What that event achieved was the launch of a political system that, while stable, also proved to be structurally rather conservative. That came about as quite a surprise, given the country’s dynamic economic and social systems.
It fits into this pattern that the one great violent conflict in U.S. history, the secession of the Southern states that led to the Civil War, was proclaimed by its proponents as a "Second American Revolution." Tellingly, they openly acknowledged that their purpose was reactionary rather than revolutionary in nature, as it was carried out to preserve the "Peculiar Institution" of slavery.
Where does that leave us? The United States is a nation that has never been tested or transformed by any kind of true domestic revolution. Consequently, its political structure, while genuinely democratic in nature, by now is in many respects more ponderous and leaden than the political structures of most other major industrialized democracies. It certainly is nowhere nearly as dynamic as its economy. Whatever these other countries problems, they did have the advantage of evolving their democratic political structures quite a bit later.
For all the pride taken in American traditions, the country’s political structures are at this stage quite outdated, if not deformed.
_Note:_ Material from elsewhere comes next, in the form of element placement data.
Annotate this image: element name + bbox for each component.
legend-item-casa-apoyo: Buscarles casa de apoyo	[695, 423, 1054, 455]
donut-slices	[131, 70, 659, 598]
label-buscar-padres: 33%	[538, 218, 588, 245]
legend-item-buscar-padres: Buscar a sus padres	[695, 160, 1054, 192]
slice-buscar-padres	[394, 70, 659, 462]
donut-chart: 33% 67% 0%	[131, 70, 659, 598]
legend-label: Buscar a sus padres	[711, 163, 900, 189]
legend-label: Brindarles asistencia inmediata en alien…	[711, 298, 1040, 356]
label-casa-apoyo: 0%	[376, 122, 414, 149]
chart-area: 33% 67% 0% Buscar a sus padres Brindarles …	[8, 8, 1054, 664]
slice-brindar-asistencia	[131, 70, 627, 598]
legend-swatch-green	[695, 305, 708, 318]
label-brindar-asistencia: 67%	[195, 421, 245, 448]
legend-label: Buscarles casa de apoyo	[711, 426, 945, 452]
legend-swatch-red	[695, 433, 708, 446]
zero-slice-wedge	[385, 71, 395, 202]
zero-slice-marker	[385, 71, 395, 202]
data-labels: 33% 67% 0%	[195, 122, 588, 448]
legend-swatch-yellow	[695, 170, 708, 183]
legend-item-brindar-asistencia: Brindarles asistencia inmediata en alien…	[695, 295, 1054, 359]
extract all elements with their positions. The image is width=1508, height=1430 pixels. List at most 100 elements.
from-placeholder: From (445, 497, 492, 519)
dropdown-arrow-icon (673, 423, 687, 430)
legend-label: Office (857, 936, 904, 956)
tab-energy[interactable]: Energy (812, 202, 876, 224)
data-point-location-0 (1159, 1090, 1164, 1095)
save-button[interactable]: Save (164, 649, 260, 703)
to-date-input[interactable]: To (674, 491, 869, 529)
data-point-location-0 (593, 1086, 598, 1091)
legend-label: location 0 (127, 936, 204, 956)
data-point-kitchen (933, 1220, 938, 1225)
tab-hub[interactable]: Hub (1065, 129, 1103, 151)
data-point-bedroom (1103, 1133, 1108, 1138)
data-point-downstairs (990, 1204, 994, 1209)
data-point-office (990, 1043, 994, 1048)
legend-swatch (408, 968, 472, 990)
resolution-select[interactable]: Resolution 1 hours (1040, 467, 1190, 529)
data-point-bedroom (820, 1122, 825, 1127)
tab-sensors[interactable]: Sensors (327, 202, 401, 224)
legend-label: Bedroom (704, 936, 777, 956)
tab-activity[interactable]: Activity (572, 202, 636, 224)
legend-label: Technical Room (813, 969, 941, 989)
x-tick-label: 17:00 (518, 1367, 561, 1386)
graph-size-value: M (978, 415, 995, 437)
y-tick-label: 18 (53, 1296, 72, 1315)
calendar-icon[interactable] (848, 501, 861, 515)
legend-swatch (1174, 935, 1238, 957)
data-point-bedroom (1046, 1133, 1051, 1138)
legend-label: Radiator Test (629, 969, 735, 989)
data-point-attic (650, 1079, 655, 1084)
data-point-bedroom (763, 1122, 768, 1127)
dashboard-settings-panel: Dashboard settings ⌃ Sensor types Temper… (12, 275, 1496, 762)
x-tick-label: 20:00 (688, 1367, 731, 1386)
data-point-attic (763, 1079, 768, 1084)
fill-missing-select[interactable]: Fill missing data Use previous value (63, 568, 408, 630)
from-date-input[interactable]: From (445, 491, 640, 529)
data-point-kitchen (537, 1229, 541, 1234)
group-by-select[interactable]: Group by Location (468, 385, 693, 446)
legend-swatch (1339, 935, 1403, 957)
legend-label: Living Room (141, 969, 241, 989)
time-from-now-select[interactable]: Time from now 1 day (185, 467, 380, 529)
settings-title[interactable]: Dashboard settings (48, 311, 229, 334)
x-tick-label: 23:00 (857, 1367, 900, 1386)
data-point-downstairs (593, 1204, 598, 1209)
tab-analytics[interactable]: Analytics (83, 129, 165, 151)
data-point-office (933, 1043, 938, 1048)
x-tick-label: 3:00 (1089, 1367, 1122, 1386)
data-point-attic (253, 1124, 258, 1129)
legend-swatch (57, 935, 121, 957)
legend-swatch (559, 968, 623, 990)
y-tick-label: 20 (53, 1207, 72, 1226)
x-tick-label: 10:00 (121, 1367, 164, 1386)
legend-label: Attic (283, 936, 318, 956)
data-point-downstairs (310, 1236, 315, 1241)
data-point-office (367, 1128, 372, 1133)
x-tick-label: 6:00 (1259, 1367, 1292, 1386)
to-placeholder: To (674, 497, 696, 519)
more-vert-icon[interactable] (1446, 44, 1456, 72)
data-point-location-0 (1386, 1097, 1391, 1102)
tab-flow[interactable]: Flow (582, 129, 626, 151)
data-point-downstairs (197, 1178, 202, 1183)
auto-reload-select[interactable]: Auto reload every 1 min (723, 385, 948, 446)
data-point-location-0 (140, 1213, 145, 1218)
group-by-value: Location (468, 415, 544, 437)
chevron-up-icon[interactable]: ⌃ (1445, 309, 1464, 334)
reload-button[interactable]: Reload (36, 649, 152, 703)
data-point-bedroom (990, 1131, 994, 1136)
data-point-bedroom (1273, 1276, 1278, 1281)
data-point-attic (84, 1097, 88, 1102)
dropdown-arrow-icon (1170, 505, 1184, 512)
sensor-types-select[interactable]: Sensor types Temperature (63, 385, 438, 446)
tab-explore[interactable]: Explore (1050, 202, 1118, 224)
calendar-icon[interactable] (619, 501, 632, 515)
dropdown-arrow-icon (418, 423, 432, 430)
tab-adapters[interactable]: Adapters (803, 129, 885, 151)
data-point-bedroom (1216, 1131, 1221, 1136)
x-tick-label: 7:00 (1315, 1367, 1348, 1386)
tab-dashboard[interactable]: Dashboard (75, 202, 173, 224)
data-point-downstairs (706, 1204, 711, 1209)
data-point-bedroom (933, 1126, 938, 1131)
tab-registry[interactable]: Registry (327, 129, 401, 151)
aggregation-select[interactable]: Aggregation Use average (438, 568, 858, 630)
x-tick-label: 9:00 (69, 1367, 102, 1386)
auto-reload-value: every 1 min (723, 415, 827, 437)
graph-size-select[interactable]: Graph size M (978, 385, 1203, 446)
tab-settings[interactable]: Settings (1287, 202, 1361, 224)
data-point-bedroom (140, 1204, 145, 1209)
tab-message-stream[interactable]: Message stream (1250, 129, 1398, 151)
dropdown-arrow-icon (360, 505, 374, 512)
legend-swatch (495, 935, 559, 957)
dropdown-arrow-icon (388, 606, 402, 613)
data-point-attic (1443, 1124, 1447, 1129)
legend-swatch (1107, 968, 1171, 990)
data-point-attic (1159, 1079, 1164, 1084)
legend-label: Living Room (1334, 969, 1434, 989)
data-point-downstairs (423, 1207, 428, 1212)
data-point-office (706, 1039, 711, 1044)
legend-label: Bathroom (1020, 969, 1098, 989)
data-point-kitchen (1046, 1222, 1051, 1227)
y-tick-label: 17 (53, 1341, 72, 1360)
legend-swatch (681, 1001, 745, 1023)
The latter becomes readily apparent when one looks at such grave distortions as the so-called gerrymandering of electoral districts. The latter, aimed at engineering preferred political outcomes, often look more like cancerous outgrowths rather than recognizable administrative districts. The cancerous role of money in American politics is another such distortion.
It would not be an exaggeration to say that the United States of America certainly started out as a democracy, but now exhibits ever more features of a feudalistic regime. The way in which the Republican Party and the Supreme Court celebrate, and fight for upholding, the political structures set up by the founders is a clear indication of that structural backwardness.
All of this suggests that the United States might be ripe for dramatic political change that some of the established powers in the country would consider revolutionary. However, even diehard defenders of the status quo in America cannot claim with any degree of seriousness that the current political structures are responsive to the serious challenges and expectations the country must meet to succeed in the future.